調査結果では「有意義な仕事を持つこと」を幸福の要因として挙げている割合は若い世代のほうが高いことがわかりました。

「有意義な仕事を持つこと」が幸福の要因であると考えている人は、35歳未満が最も多く(85%)、次いで35歳から49歳(84%)となっています。これは50歳以上では、18ポイント少ない66%です。

『The Myths of Happiness』の著者であるリュポミルスキー教授は、これは、ミレニアル世代がワークライフバランスや有意義な仕事に関心を持っていることを示唆する多くの調査結果を反映していると述べました。

教授は「おそらく年配の人たちは、働き始めたときに有意義な仕事を選ぶことを強調しなかったのだろうし、今は後悔しているのかもしれない。」と言いました。

1991年に 「ウォートン ワークライフ インテグレーション プロジェクト(Wharton Work/Life Integration Project)」を立ち上げたフリードマン教授は、彼らは仕事にすべてを注ぎ込むような、親と同じような生活を望んでいないと言います。

「現在企業は、従業員に対して、彼らの家族や社会生活をいかに大切に考えているかを示そうと互いに競い合っている」とフリードマン教授は言います。「多くの点で、若い人たちは仕事以外の生活の充実を求めており、自分のすべてを消費してしまわない仕事を求めている。」

グローバルの調査結果では、幸福の要因として、趣味や興味、人生に意味があると感じること (85%)、人生をコントロールしていると感じること、人生の進む方向に満足していること (84%)、自由な時間があること (82%)などが、有意義な仕事を持つことよりも上位にランクされます。

社会に影響を与える

一方で今回の調査結果は、若者が自分の仕事を通じて社会に良い影響を与えることに関心を持っていることを示した自身の研究結果と一致する、とフリードマン教授は述べました。

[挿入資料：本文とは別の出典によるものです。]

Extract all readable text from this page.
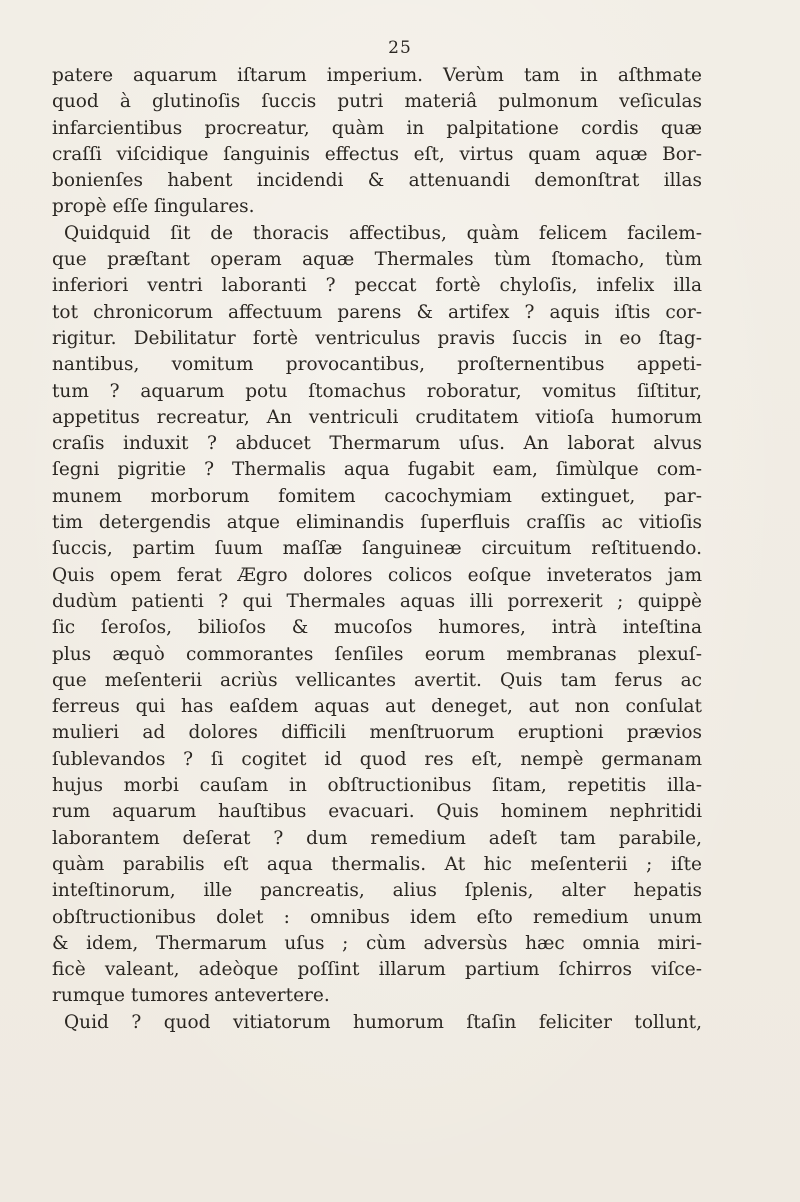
25
patere aquarum iſtarum imperium. Verùm tam in aſthmate
quod à glutinoſis ſuccis putri materiâ pulmonum veſiculas
infarcientibus procreatur, quàm in palpitatione cordis quæ
craſſi viſcidique ſanguinis effectus eſt, virtus quam aquæ Bor-
bonienſes habent incidendi & attenuandi demonſtrat illas
propè eſſe ſingulares.
Quidquid ſit de thoracis affectibus, quàm felicem facilem-
que præſtant operam aquæ Thermales tùm ſtomacho, tùm
inferiori ventri laboranti ? peccat fortè chyloſis, infelix illa
tot chronicorum affectuum parens & artifex ? aquis iſtis cor-
rigitur. Debilitatur fortè ventriculus pravis ſuccis in eo ſtag-
nantibus, vomitum provocantibus, proſternentibus appeti-
tum ? aquarum potu ſtomachus roboratur, vomitus ſiſtitur,
appetitus recreatur, An ventriculi cruditatem vitioſa humorum
craſis induxit ? abducet Thermarum uſus. An laborat alvus
ſegni pigritie ? Thermalis aqua fugabit eam, ſimùlque com-
munem morborum fomitem cacochymiam extinguet, par-
tim detergendis atque eliminandis ſuperfluis craſſis ac vitioſis
ſuccis, partim ſuum maſſæ ſanguineæ circuitum reſtituendo.
Quis opem ferat Ægro dolores colicos eoſque inveteratos jam
dudùm patienti ? qui Thermales aquas illi porrexerit ; quippè
ſic ſeroſos, bilioſos & mucoſos humores, intrà inteſtina
plus æquò commorantes ſenſiles eorum membranas plexuſ-
que meſenterii acriùs vellicantes avertit. Quis tam ferus ac
ferreus qui has eaſdem aquas aut deneget, aut non conſulat
mulieri ad dolores difficili menſtruorum eruptioni prævios
ſublevandos ? ſi cogitet id quod res eſt, nempè germanam
hujus morbi cauſam in obſtructionibus ſitam, repetitis illa-
rum aquarum hauſtibus evacuari. Quis hominem nephritidi
laborantem deſerat ? dum remedium adeſt tam parabile,
quàm parabilis eſt aqua thermalis. At hic meſenterii ; iſte
inteſtinorum, ille pancreatis, alius ſplenis, alter hepatis
obſtructionibus dolet : omnibus idem eſto remedium unum
& idem, Thermarum uſus ; cùm adversùs hæc omnia miri-
ficè valeant, adeòque poſſint illarum partium ſchirros viſce-
rumque tumores antevertere.
Quid ? quod vitiatorum humorum ſtaſin feliciter tollunt,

「これは決して驚くべきことではなく、世界があらゆる面でより恐ろしく脆弱になっていることを考えれば、むしろ良いことだ。確かに、情報へのアクセスが向上したことで、若い人たちはこうした問題をよりよく認識している。」とフリードマン教授は言います。

「彼らは世界を少しでも良くするために、有意義な仕事をすることがいかに重要かをより強く意識している。」

35歳以下の52%は、自分の人生に意味があると感じることが幸福の最大の要因と回答しました。35~49歳では48%、50~74歳では41%でした。